TANGY COUNTRY STYLE RIBS
- Olive oil
- 1 large red onion, finely chopped
- 3-4 cloves garlic, peeled and minced
- 1 Meyer lemon, juiced
- 1 cup brown sugar, packed
- 1/2 cup cider vinegar
- 1 cup ketchup
- 2 tablespoons Worcestershire sauce
- 1 tablespoon hot pepper sauce
- 1/2 teaspoon chili powder
- 4 pounds country style spare ribs
- 4 tablespoons corn starch (if making gravy)
Add oil to skillet over medium heat, cook onions and garlic until softened and lightly browned. Stir in remaining ingredients and simmer gently for about 5 minutes. If desired, remove half the sauce to reserve for serving.

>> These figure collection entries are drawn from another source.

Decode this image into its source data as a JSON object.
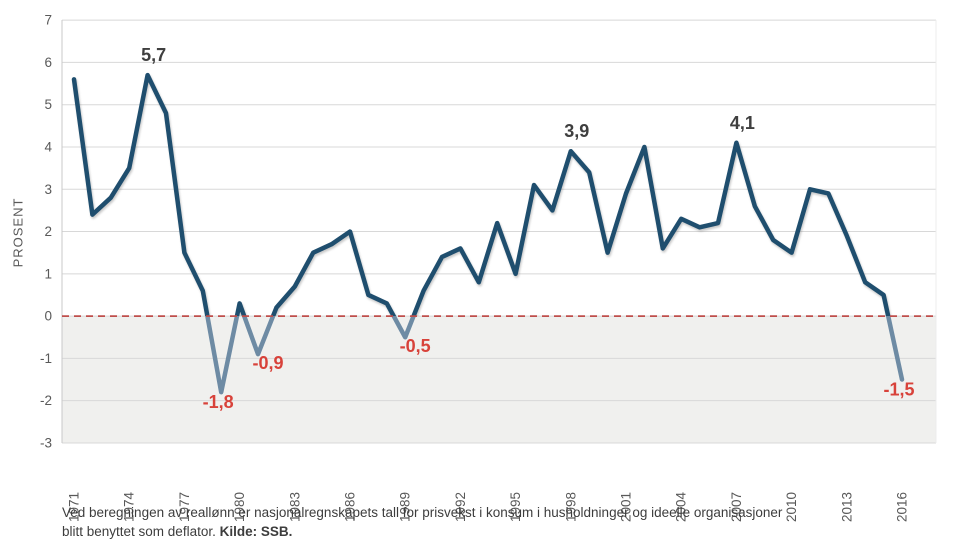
{
  "y_axis": {
    "title": "PROSENT",
    "ticks": [
      7,
      6,
      5,
      4,
      3,
      2,
      1,
      0,
      -1,
      -2,
      -3
    ]
  },
  "x_axis": {
    "tick_labels": [
      "1971",
      "1974",
      "1977",
      "1980",
      "1983",
      "1986",
      "1989",
      "1992",
      "1995",
      "1998",
      "2001",
      "2004",
      "2007",
      "2010",
      "2013",
      "2016"
    ]
  },
  "caption": {
    "text": "Ved beregningen av reallønn er nasjonalregnskapets tall for prisvekst i konsum i husholdninger og ideelle organisasjoner blitt benyttet som deflator. ",
    "source": "Kilde: SSB."
  },
  "colors": {
    "line": "#1f4e6e",
    "line_below_zero": "#6e8ba4",
    "zero_line": "#bf4e4b",
    "grid": "#d8d8d8",
    "axis_text": "#595959",
    "positive_label": "#3f3f3f",
    "negative_label": "#d8423a",
    "below_zero_bg": "#f0f0ee"
  },
  "chart_data": {
    "type": "line",
    "title": "",
    "xlabel": "",
    "ylabel": "PROSENT",
    "ylim": [
      -3,
      7
    ],
    "grid": true,
    "legend": "none",
    "zero_line": {
      "style": "dashed",
      "color": "#bf4e4b"
    },
    "below_zero_shading": true,
    "yticks": [
      7,
      6,
      5,
      4,
      3,
      2,
      1,
      0,
      -1,
      -2,
      -3
    ],
    "xticks": [
      1971,
      1974,
      1977,
      1980,
      1983,
      1986,
      1989,
      1992,
      1995,
      1998,
      2001,
      2004,
      2007,
      2010,
      2013,
      2016
    ],
    "x": [
      1971,
      1972,
      1973,
      1974,
      1975,
      1976,
      1977,
      1978,
      1979,
      1980,
      1981,
      1982,
      1983,
      1984,
      1985,
      1986,
      1987,
      1988,
      1989,
      1990,
      1991,
      1992,
      1993,
      1994,
      1995,
      1996,
      1997,
      1998,
      1999,
      2000,
      2001,
      2002,
      2003,
      2004,
      2005,
      2006,
      2007,
      2008,
      2009,
      2010,
      2011,
      2012,
      2013,
      2014,
      2015,
      2016
    ],
    "values": [
      5.6,
      2.4,
      2.8,
      3.5,
      5.7,
      4.8,
      1.5,
      0.6,
      -1.8,
      0.3,
      -0.9,
      0.2,
      0.7,
      1.5,
      1.7,
      2.0,
      0.5,
      0.3,
      -0.5,
      0.6,
      1.4,
      1.6,
      0.8,
      2.2,
      1.0,
      3.1,
      2.5,
      3.9,
      3.4,
      1.5,
      2.9,
      4.0,
      1.6,
      2.3,
      2.1,
      2.2,
      4.1,
      2.6,
      1.8,
      1.5,
      3.0,
      2.9,
      1.9,
      0.8,
      0.5,
      -1.5
    ],
    "annotations": [
      {
        "x": 1975,
        "y": 5.7,
        "label": "5,7",
        "placement": "above",
        "sign": "positive"
      },
      {
        "x": 1979,
        "y": -1.8,
        "label": "-1,8",
        "placement": "below",
        "sign": "negative"
      },
      {
        "x": 1981,
        "y": -0.9,
        "label": "-0,9",
        "placement": "below-right",
        "sign": "negative"
      },
      {
        "x": 1989,
        "y": -0.5,
        "label": "-0,5",
        "placement": "below-right",
        "sign": "negative"
      },
      {
        "x": 1998,
        "y": 3.9,
        "label": "3,9",
        "placement": "above",
        "sign": "positive"
      },
      {
        "x": 2007,
        "y": 4.1,
        "label": "4,1",
        "placement": "above",
        "sign": "positive"
      },
      {
        "x": 2016,
        "y": -1.5,
        "label": "-1,5",
        "placement": "below",
        "sign": "negative"
      }
    ]
  }
}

Place ribs and sauce in crock pot, cover and cook on low for 8-10 hours or on high for 4-6 hours. If using all the sauce in the crockpot, remove about a cup of the sauce and mix with 4 tablespoons corn starch until smooth about 1/2 hour before serving. Return to pot and cook for about another 30 minutes until thickened. Pass sauce as gravy.